Die älteren Männer bauen aus Schrott, Gleisen, Rohren und mehr. Straßensperren, Panzerblockaden und Öfen. Jeder trifft für seine Straße und sein Viertel Vorbereitungen dafür diese gegen die Russen zu verteidigen.
In diesem Lager kommen täglich abertausende Tonnen Hilfsgüter an, werden sortiert und wieder verschickt. Man erlebt, dass sich die riesigen Hallen rund um die Uhr mehrfach täglich bis unter die Decke füllen und wieder leeren.
Als ich mit meinem kleinen Auto ankomme, ist gleich eine kleine Gruppe Männer zur Stelle, die routiniert alles im Akkord ausladen. Man freut sich vor allem über die vielen Medikamente und die warme Kleidung für Soldaten, die gerade dringend benötigt wird. Diese werden sofort in extra Tüten gepackt, damit sie besonders schnell in Kisten für die Soldaten gelegt werden können. Nur wenige Stunden später ist alles auf dem Weg in Militärtransportern in Richtung Front. Aber auch über die vielen Hilfsgüter für Bedürftige Menschen ist man sehr dankbar. Ich helfe bis in die Nacht mit. Sehr tief beeindruckt hat mich ein Moment, als eine Frau sich an ein Mikrofon stellt, Nachricht von der Front gibt und dann ein Kapitel aus der Bibel liest. Von einem Moment auf den nächsten, wird aus hektischem Treiben hunderter Helfer absolute ehrfürchtige Stille. Mann hätte eine Stecknadel auf den Boden fallen hören können. Sie beendet ihre Ansprache. Mit „Amen“ und so etwas wie „Es leben die Ukraine!“ (Mein ukrainisch ist leider kaum vorhanden). Darauf hin antwortet die ganze Halle im Chor mit den selben Worten und direkt brechen alle wieder in ihrem hektischem Treiben auf. Später holt mich der Vater meiner Kontaktperson ab und führt mich zu ihnen nach Hause, wo ich unterkommen werde. Er erklärt mir, das eigentlich schon Ausgangssperre ist. Er hat eine Sondergenehmigung mit der er mich begleitet, damit ich durch die Checkpoints komme. Überall ist es komplett dunkel. Niemand darf das Licht einschalten. Man will nicht, zu auffällig sein, und so Luftangriffe verhindern. In einigen Teilen der Stadt dürfen wir nicht mit Licht fahren. Zur Orientierung darf ich nur die Warnblinkanlage nutzen. Ein komischer Anblick wenn auf großen Straßen, die komplett dunkel sind ein paar Autos mit Warnblinkanlage fahren….

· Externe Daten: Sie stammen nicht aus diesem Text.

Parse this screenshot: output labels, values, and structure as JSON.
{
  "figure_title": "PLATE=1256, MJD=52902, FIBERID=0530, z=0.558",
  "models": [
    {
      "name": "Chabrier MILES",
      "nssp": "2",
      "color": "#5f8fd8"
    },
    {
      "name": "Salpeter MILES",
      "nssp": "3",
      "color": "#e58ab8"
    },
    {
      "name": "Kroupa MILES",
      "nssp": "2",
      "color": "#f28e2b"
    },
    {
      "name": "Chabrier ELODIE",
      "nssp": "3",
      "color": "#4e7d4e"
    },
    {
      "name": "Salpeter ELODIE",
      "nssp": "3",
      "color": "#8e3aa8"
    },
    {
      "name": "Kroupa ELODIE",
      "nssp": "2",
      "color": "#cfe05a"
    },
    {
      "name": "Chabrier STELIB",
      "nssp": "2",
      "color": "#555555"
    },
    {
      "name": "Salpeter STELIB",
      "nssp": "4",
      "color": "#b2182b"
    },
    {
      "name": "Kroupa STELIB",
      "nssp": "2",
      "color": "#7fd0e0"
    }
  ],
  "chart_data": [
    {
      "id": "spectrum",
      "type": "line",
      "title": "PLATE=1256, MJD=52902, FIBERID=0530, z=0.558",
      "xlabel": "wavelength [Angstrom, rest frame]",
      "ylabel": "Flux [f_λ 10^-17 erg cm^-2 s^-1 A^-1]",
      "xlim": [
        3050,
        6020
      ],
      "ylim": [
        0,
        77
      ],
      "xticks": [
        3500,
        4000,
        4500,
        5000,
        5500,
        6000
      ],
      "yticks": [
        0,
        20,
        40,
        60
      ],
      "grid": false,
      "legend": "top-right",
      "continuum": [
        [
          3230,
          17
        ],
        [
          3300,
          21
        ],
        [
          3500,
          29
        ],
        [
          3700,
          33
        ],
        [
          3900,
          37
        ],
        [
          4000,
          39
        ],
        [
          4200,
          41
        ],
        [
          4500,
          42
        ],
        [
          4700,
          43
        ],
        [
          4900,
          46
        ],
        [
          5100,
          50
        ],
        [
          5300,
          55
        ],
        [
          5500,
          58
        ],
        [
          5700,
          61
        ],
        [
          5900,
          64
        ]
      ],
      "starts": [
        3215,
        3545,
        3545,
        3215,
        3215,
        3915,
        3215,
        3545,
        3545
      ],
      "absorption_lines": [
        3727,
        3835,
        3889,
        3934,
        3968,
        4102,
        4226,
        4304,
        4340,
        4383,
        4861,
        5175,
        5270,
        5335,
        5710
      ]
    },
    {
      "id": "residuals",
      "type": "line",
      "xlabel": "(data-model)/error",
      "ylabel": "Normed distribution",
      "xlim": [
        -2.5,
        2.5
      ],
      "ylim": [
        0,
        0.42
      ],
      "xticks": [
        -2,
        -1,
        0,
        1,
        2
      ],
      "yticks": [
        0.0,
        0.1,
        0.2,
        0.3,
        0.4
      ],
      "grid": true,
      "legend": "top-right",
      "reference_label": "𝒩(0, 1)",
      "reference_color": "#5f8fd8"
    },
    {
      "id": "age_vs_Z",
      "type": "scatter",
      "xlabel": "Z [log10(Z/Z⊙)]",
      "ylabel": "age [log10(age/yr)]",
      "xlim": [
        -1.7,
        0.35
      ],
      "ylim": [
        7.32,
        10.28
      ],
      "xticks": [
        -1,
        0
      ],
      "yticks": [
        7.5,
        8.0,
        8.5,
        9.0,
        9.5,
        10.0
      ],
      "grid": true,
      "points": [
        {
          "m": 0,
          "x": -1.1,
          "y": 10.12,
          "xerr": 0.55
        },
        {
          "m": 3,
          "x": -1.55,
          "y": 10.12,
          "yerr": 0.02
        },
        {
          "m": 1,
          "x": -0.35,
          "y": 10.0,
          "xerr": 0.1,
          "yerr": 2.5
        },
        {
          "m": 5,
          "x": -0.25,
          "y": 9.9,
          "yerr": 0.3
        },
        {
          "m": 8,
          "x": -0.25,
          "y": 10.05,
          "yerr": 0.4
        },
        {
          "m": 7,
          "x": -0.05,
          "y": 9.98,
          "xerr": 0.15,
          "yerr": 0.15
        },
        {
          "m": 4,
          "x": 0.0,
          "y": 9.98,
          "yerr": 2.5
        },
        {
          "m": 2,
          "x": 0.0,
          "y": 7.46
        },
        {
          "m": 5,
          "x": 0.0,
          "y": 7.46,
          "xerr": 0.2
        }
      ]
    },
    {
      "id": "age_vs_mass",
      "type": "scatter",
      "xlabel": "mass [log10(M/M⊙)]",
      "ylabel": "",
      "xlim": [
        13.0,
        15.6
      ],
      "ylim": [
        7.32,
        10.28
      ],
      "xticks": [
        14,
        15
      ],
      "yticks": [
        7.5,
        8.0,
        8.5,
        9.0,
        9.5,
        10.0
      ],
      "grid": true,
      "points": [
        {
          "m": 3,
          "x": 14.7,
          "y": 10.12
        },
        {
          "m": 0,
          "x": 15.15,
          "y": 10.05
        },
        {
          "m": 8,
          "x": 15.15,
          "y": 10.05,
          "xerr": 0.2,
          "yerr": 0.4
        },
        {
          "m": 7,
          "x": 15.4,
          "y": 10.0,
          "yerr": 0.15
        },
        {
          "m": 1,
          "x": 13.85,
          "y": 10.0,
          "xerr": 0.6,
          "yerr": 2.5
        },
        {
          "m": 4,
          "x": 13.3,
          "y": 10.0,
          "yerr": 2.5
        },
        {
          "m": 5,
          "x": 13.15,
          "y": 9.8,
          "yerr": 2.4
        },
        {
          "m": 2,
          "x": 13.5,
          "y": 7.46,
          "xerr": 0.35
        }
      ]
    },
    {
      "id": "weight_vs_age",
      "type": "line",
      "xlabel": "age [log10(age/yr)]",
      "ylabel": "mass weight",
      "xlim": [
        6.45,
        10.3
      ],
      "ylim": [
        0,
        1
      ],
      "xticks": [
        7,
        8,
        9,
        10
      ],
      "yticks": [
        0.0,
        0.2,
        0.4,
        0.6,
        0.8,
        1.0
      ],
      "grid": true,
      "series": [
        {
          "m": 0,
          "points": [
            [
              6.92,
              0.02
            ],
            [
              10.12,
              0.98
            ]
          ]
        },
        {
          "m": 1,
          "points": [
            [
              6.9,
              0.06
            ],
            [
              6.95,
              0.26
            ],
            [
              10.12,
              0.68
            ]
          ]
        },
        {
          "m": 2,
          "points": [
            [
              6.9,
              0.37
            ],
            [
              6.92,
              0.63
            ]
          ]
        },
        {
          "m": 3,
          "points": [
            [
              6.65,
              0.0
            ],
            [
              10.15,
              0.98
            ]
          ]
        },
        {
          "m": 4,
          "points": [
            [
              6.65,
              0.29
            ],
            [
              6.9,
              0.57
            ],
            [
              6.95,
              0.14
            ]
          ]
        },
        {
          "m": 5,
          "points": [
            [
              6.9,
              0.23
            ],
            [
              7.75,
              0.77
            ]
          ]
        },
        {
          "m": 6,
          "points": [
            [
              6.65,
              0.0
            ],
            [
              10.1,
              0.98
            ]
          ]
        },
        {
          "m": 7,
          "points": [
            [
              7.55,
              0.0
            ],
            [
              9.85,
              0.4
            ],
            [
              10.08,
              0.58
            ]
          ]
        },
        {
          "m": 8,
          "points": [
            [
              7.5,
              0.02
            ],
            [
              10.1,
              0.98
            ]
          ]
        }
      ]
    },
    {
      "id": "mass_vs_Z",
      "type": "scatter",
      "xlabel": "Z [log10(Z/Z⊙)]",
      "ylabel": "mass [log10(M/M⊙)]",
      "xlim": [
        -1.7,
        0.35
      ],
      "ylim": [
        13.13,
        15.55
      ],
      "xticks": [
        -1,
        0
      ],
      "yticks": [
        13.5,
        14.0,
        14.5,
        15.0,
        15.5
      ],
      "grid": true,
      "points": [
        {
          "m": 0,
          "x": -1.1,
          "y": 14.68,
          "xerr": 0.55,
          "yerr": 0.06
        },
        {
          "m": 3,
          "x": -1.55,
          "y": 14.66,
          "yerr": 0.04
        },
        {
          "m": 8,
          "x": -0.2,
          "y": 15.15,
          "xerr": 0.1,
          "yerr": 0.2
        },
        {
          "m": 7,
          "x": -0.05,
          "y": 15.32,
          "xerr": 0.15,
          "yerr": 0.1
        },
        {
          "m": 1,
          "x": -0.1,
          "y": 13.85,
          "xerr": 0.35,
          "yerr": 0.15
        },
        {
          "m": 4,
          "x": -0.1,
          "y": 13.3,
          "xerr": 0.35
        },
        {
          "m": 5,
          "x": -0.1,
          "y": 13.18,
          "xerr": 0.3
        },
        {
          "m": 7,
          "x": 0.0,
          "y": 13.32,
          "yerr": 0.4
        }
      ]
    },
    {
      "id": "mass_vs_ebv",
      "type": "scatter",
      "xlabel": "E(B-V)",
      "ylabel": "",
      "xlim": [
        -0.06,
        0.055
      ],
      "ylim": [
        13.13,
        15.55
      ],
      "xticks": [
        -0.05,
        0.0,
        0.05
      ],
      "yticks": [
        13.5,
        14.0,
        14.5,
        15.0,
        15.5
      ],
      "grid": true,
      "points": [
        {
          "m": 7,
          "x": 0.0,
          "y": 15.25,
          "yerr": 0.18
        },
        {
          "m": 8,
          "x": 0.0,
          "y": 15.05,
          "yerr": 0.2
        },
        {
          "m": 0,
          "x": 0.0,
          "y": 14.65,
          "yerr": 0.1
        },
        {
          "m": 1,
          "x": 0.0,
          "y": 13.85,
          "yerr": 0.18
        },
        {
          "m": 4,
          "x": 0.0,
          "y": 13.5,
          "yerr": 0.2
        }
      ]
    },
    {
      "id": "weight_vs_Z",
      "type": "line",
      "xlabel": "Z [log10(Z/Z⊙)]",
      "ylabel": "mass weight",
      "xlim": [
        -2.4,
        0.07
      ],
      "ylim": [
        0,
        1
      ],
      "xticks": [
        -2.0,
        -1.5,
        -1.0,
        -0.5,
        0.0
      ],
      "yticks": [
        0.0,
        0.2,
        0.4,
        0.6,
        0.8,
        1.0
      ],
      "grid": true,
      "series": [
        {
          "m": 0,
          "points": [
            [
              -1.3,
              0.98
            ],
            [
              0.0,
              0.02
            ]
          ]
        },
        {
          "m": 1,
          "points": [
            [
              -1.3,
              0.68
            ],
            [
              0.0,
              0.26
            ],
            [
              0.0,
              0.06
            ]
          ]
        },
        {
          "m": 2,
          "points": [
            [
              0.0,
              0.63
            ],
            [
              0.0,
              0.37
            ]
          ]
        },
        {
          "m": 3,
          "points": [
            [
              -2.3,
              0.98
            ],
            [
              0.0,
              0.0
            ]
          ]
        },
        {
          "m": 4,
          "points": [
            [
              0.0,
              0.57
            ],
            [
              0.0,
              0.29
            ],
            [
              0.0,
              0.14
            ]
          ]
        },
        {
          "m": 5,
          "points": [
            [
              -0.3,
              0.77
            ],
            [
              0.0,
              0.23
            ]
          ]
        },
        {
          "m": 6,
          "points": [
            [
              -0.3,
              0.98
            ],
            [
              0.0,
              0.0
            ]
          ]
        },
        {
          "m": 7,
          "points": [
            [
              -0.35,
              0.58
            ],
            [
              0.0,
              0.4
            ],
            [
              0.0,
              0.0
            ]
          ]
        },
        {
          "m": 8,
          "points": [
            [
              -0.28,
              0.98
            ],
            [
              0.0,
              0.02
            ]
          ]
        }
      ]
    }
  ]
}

Nach mehreren solcher Checkpoints, wo mich mein ukrainischer Freund sicher durchlotst, kommen wir bei ihm zu Hause an. Mich erwartet ein trockenes Bett und warmes gutes Essen. Ich erlebe eine ganz besondere Gastfreundschaft!
Müde von der langen Anreise und dem Helfen im Zentrum falle ich ins Bett und schlafe mich aus. Diese ganzen Eindrücke wollen erstmal verarbeitet werden.